Project 1: Search Engine - A Client Server Program Pair
Extra Credit Work
This segment lists a few pieces of extra-credit work. Students who have time and interests are encouraged to work on these pieces. These pieces are more or less independent of each other. You can pick and choose any one you'd like to tackle. If you have time, you are encouraged to do more then one piece. The level of difficulties are not even in these work. If you are not sure where to start, please come and discuss them with the instructor.
- Implementing the tf-idf ranking algorithm: In the required project, the relevant URLs are returned without ordering. While many factors can affect the ordering of URLs for a real search engine, a basic component of ordering is based on tf-idf, or term frequency and inverted document frequency. For a detailed discussion of what it means and how to implement it, please refer to my project site for Summer Web Information Retrieval Course, in particular, for the discussion of its ranking component.

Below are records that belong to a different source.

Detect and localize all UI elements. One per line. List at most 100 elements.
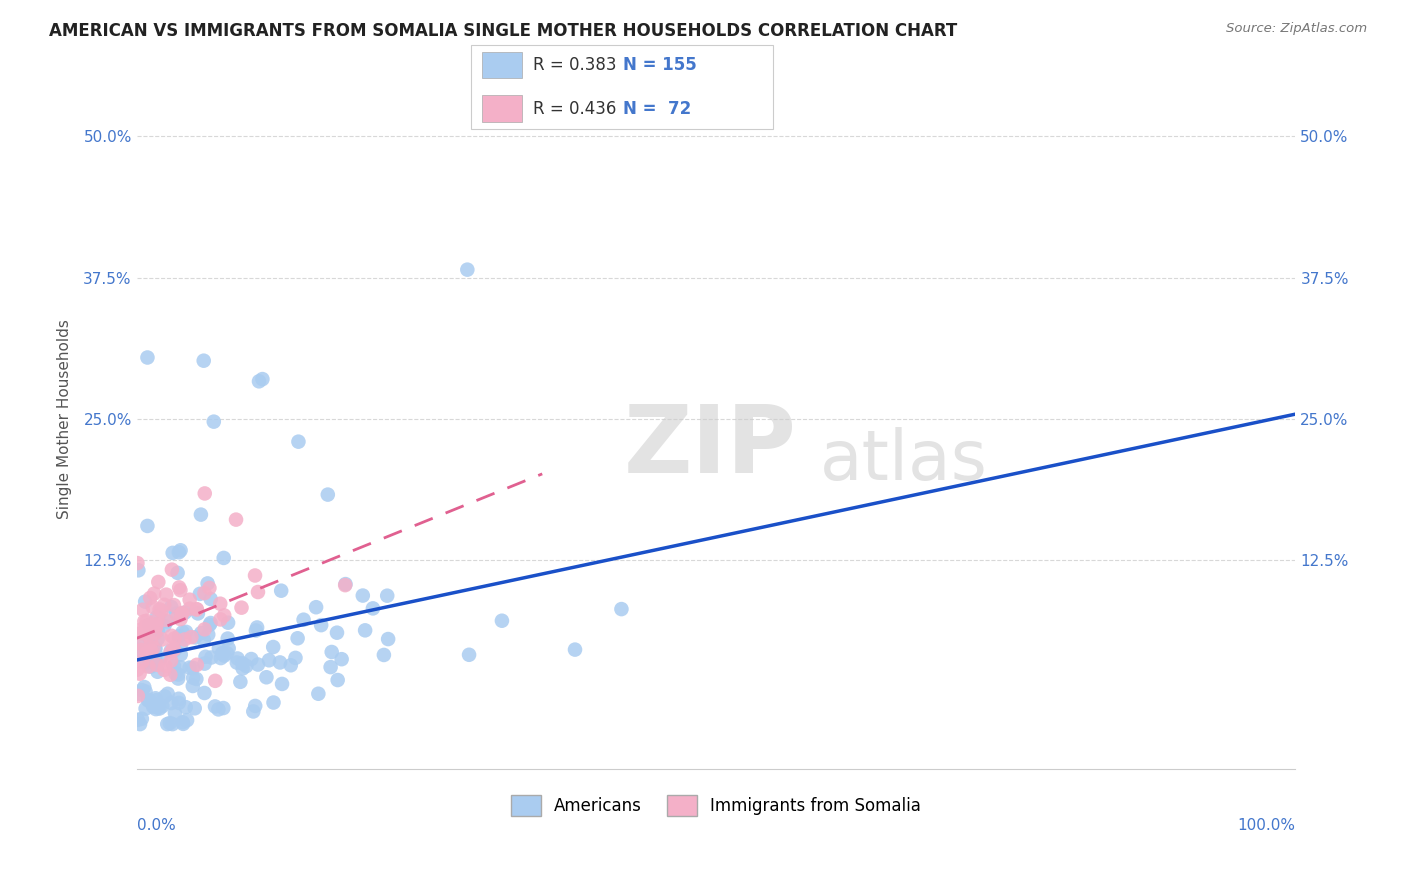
Point: [319, 660, 342, 674]
Point: [172, 625, 194, 640]
Point: [167, 672, 190, 686]
Point: [146, 632, 169, 646]
Point: [214, 648, 236, 663]
Point: [172, 715, 194, 730]
Point: [217, 632, 239, 646]
Point: [231, 600, 253, 615]
Point: [138, 617, 160, 632]
Point: [146, 624, 169, 638]
Point: [145, 702, 167, 716]
Point: [167, 629, 190, 643]
Point: [153, 598, 176, 612]
Point: [263, 696, 285, 710]
Point: [148, 574, 170, 589]
Point: [242, 705, 264, 719]
Point: [287, 632, 309, 646]
Point: [181, 661, 204, 675]
Text: N =  72: N = 72: [623, 100, 692, 118]
Point: [361, 601, 384, 615]
Point: [373, 648, 395, 662]
Point: [321, 645, 343, 659]
Point: [564, 642, 586, 657]
Point: [193, 657, 215, 671]
Point: [165, 607, 187, 621]
Point: [128, 666, 150, 681]
Point: [159, 716, 181, 731]
Point: [186, 672, 208, 686]
Point: [190, 626, 212, 640]
Point: [146, 699, 169, 714]
Point: [159, 644, 181, 658]
Point: [128, 648, 150, 662]
Point: [240, 652, 263, 666]
Point: [172, 606, 194, 620]
Point: [204, 673, 226, 688]
Point: [135, 646, 157, 660]
Point: [155, 613, 177, 627]
Point: [198, 581, 221, 595]
Point: [252, 372, 274, 386]
Point: [280, 658, 302, 673]
Point: [256, 670, 278, 684]
Point: [186, 602, 208, 616]
Point: [165, 666, 187, 681]
Point: [136, 351, 159, 365]
Point: [197, 627, 219, 641]
Text: 0.0%: 0.0%: [136, 818, 176, 833]
Point: [377, 632, 399, 646]
Point: [135, 619, 157, 633]
Point: [127, 563, 149, 577]
Point: [167, 545, 190, 559]
Text: Source: ZipAtlas.com: Source: ZipAtlas.com: [1226, 22, 1367, 36]
Point: [163, 632, 186, 646]
Point: [375, 589, 398, 603]
Point: [150, 632, 173, 647]
Point: [458, 648, 481, 662]
Point: [159, 646, 181, 660]
Point: [335, 578, 357, 592]
Point: [194, 649, 217, 664]
Point: [229, 674, 252, 689]
Point: [190, 508, 212, 522]
Point: [169, 612, 191, 626]
Point: [162, 717, 184, 731]
Point: [153, 619, 176, 633]
Point: [167, 691, 190, 706]
Point: [131, 626, 153, 640]
Point: [134, 615, 156, 629]
Point: [231, 657, 253, 671]
Point: [262, 640, 284, 654]
Point: [145, 620, 167, 634]
Point: [142, 600, 165, 615]
Point: [225, 656, 247, 670]
Point: [135, 656, 157, 670]
Point: [145, 617, 167, 632]
Point: [127, 689, 149, 703]
Point: [138, 628, 160, 642]
Point: [156, 687, 179, 701]
Point: [245, 624, 267, 638]
Point: [145, 693, 167, 707]
Point: [271, 677, 294, 691]
Point: [129, 635, 152, 649]
Point: [128, 642, 150, 657]
Point: [326, 673, 349, 687]
Point: [194, 623, 217, 637]
Point: [162, 546, 184, 560]
Point: [179, 660, 201, 674]
Point: [134, 680, 156, 694]
Point: [149, 651, 172, 665]
Text: ZIP: ZIP: [623, 401, 796, 493]
Point: [167, 581, 190, 595]
Point: [149, 602, 172, 616]
Point: [127, 663, 149, 677]
Point: [186, 657, 208, 672]
Point: [245, 698, 267, 713]
Point: [179, 592, 201, 607]
Point: [352, 589, 374, 603]
Point: [163, 706, 186, 720]
Point: [145, 654, 167, 668]
Point: [142, 699, 165, 714]
Point: [146, 613, 169, 627]
Point: [153, 690, 176, 704]
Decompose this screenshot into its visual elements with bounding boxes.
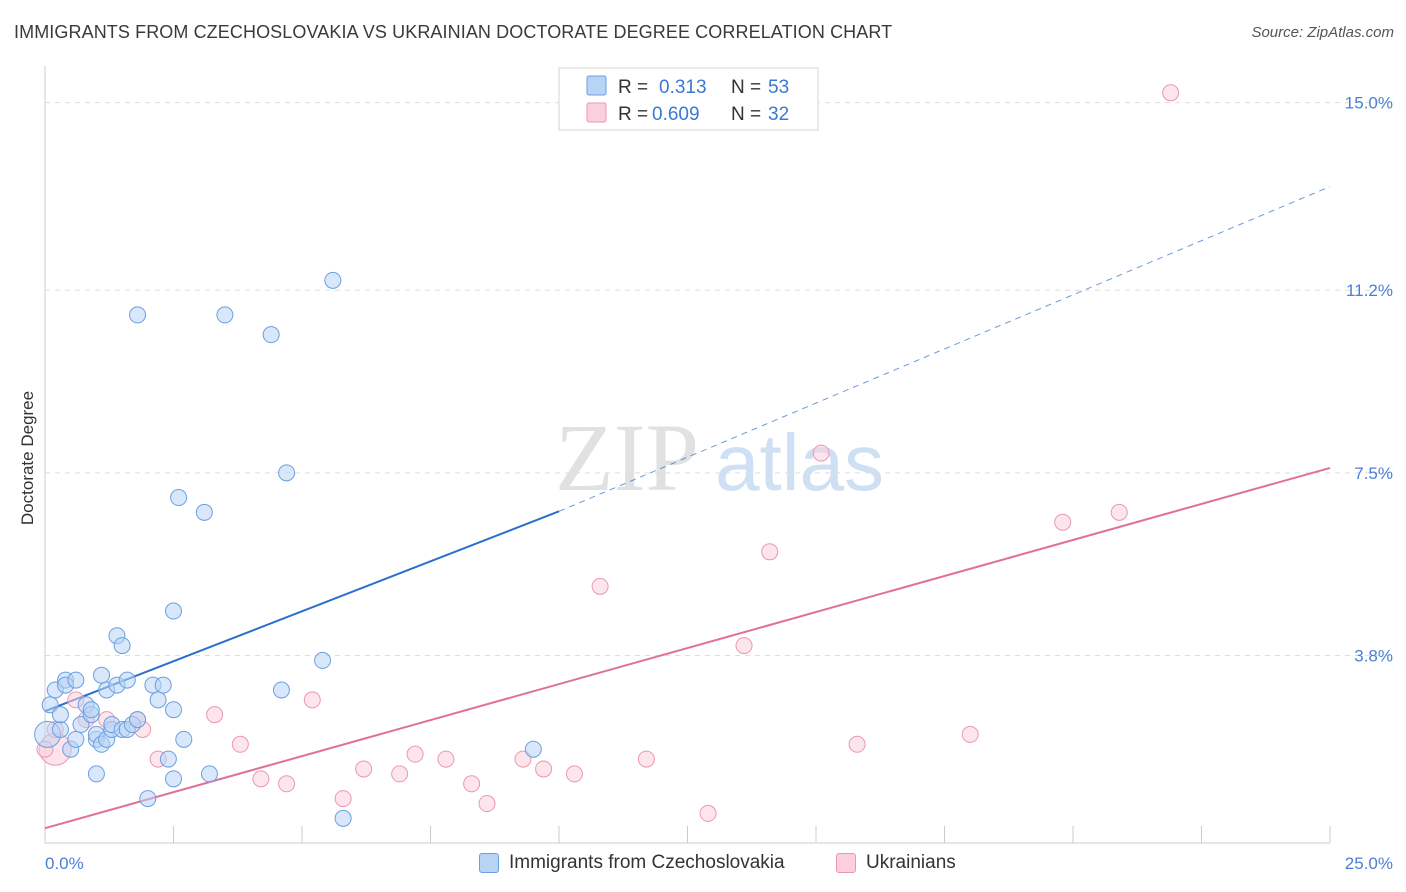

- Implementing a threaded server and a threaded crawler: The default requirement for the server and the client is a single process program. You can add threads to the server, as well as to the crawler. If you add threads to the crawler, be extremely careful that don't let the crawler threads run wide. Keep the number of threads small, e.g., two or three, and make sure you'd be able to stop the threads as needed.
- Implementing a stemming algorithm: In our project, we consider words of the same root as different ones. For example, computers, computing, computation, computational are all different words in our basic system. In fact these words come from the same root, they should be considered as one word. The process of finding the root of a word is called stemming. Why do we prefer stemming? Think about the above example, if we don't stem, the above four words of the same root will take four nodes in the inverted index list. If we stem these words, one index node suffices! To implement a stemming algorithm and incorporate it into the search engine system, please refer to my project site for Summer Web Information Retrieval Course, in particular, for the discussion of its stemming part.
- Implementing the basic PageRanking algorithm: The PageRank algorithm was what sets Google apart from many other search engines at the time. Read the original Google paper and their original PageRanking algorithm. (The original source is at http://ilpubs.stanford.edu/422/ but it seems difficult to access it.)
- HTTPS in C: HTTPS is also known as HTTP over TLS (Transport Layer Secure), or HTTP over SSL (Secure Socket Layer), or HTTP Secure. It is a secure HTTP protocol in the sense that all traffic between an HTTP server and a client are encrypted, thus, secure. In other more recent languages such as Java or Python, libraries are provided to use HTTPS. In C, I haven't found any so far. If you can either implement it yourself, or find it somewhere and use it appropriately, it should be an interesting project.
- Parsing and indexing Chinese (or any other non-English language): While a large portion of the web is in English, working with other languages is an important issue in networking. The basic ideas of working with Chinese is very much the same as with English. You'd have the same software architecture and code in most part, except in parsing, indexing, and user interface. Given a Chinese website, your program will read it as a regular web page, but parse it using Chinese encoding, actually, in Unicode, a coding scheme that works for all languages. Your task is to implement this part of the search and crawling process.
- Create and maintain a server log file: All product web servers keep a log file to maintain a set of basic information. Search engines such as Google use it to keep track of the search trend, commercial web sites such as Amazone use it to identify customer behavior. You can do it as well to keep such information as search query, user IP address (or host name), the time the query is issued, and the response code the server sends back. You are asked to follow the common log format. See this Wikipedia page for more details. To get the host information where the client resides, please read the manual page on Linux for getpeername().